Um. So. Yeah. Let’s just call last week my spring break from blogging. Because, honestly, I can’t remember if I cooked anything. There was the whole Carolina winning the national championship thing, and that called for pizza, and then I had a really stressful week, which triggered my fatigue, which called for going out to eat a few times, and then we had to do laundry, and we went to see Adventureland, and then yesterday was Saturday and so I obviously had to lie around and read and eat pizza.
Enough excuses. The good news is that I actually cooked tonight, and I even made up the recipe.

curried vegetable and lentil soup
I came up with this in a state of semi-consciousness as I was waking up from a nap. I had a ton of vegetables to use up, and some curry paste in the cupboard, so I came up with this.
Indgredients:
- Glug of olive or other vegetable oi
- 1 medium onion, diced
- 2 carrots, chopped
- 1 1/2 T mild curry paste
- 2 1/2 cups water, separated
- 1 cup vegetable broth
- 1 can diced tomatoes
- 2/3 cup red lentils
- 1/2 head worth of cauliflower florets (thumbnail-sized)

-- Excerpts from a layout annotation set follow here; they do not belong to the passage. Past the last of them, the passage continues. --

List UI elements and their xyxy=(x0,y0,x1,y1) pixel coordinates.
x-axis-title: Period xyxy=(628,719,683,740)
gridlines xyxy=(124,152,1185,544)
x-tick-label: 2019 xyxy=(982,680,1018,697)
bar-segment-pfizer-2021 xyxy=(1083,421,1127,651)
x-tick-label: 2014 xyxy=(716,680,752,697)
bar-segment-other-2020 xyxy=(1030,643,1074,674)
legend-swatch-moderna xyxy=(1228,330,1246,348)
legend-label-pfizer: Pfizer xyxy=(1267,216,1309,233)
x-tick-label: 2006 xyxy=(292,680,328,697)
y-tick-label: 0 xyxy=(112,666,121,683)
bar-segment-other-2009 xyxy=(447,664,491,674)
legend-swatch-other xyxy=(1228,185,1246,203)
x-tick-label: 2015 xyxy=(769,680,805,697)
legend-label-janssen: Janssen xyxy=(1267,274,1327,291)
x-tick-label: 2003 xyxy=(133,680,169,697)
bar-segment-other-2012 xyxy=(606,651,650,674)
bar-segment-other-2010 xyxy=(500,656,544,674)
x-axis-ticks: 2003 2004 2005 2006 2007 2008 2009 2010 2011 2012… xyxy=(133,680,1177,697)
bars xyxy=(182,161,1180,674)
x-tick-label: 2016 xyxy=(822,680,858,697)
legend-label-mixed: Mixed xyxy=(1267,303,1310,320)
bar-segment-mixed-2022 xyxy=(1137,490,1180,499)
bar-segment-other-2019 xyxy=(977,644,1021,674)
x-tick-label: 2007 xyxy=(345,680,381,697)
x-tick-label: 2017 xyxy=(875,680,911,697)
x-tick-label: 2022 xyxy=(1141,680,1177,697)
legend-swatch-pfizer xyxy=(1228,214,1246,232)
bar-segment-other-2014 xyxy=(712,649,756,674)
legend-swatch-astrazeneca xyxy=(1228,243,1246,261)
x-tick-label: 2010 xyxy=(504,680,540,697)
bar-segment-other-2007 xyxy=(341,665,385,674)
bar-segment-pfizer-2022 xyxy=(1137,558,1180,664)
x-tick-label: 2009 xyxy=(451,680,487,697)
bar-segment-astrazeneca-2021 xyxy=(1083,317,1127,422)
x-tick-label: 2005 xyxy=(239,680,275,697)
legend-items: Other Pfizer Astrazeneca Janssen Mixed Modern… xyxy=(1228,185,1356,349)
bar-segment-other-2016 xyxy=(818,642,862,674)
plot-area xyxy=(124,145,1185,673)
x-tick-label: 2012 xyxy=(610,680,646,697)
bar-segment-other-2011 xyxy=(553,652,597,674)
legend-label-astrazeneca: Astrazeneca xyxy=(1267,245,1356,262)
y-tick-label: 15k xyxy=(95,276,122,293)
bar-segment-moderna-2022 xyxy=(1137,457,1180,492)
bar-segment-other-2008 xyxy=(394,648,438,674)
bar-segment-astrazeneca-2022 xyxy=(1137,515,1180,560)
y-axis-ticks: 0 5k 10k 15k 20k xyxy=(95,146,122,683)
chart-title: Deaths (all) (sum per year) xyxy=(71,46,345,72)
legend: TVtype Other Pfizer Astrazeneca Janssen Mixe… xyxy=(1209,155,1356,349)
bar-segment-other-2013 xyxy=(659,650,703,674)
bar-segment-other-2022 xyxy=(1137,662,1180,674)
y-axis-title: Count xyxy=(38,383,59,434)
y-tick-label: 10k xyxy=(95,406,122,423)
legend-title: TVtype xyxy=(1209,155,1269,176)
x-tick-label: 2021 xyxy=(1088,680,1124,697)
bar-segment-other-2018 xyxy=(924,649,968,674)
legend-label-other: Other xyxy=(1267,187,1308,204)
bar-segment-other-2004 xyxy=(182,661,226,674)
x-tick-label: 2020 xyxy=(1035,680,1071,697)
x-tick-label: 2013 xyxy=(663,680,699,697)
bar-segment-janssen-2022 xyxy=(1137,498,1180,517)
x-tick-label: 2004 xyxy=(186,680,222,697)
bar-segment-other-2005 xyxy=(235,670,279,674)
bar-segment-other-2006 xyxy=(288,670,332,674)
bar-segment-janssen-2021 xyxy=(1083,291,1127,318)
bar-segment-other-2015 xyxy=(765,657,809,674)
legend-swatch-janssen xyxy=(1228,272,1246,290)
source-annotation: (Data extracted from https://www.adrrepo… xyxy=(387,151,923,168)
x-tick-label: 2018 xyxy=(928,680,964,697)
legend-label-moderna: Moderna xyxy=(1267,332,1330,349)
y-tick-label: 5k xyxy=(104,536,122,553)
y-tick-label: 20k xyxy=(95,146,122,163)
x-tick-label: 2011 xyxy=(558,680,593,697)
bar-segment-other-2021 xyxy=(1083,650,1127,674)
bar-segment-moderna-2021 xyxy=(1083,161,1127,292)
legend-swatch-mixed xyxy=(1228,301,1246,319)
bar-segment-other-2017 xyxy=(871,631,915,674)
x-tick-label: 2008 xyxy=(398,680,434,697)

- 1 cup frozen green beans
- 4 oz frozen cut spinach
Directions
- Heat oil in a dutch oven over medium heat.
- Toss in onion and carrot. Cook for about 5 minutes, stirring often.
- Add 1 1/2 T mild curry paste (I used Patak’s) and 2 cups of water, broth, and can of tomatoes. Heat through, about 2 minutes
- Rinse lentils and add to the pot. Crank up the heat to medium-high until the whole thing comes to a low boil. Cover and reduce heat to a hard simmer for about 20 minutes.
- Uncover and add 1/2 cup water, green beans, and spinach. Let the pot get back to a simmer and then stir in cauliflower. Cover and cook over medium-low for about 10 minutes.
- Taste and adjust seasoning, adding more curry paste if needed.
I think it probably made 6 or 7 small bowls worth of soup. I had 2. They were delicious.
I also found this picture in the camera, proving that I did cook at one point last week.

barley salad with roasted cauliflower and asparagus
I threw this together after the gym on Friday night. I just roasted the veggies at 400 degrees for about 15 minutes, shaking once. While the veggies were roasting, I cooked some quick barley, and then when everything was done, I made a red wine vinaigrette, and then tossed everything together. I liked it, but I guess it was a little bland for Matt’s taste. I think what he said was, “Maybe there’s so much flavor, that my brain is registering it as no flavor.” Shaky logic, there.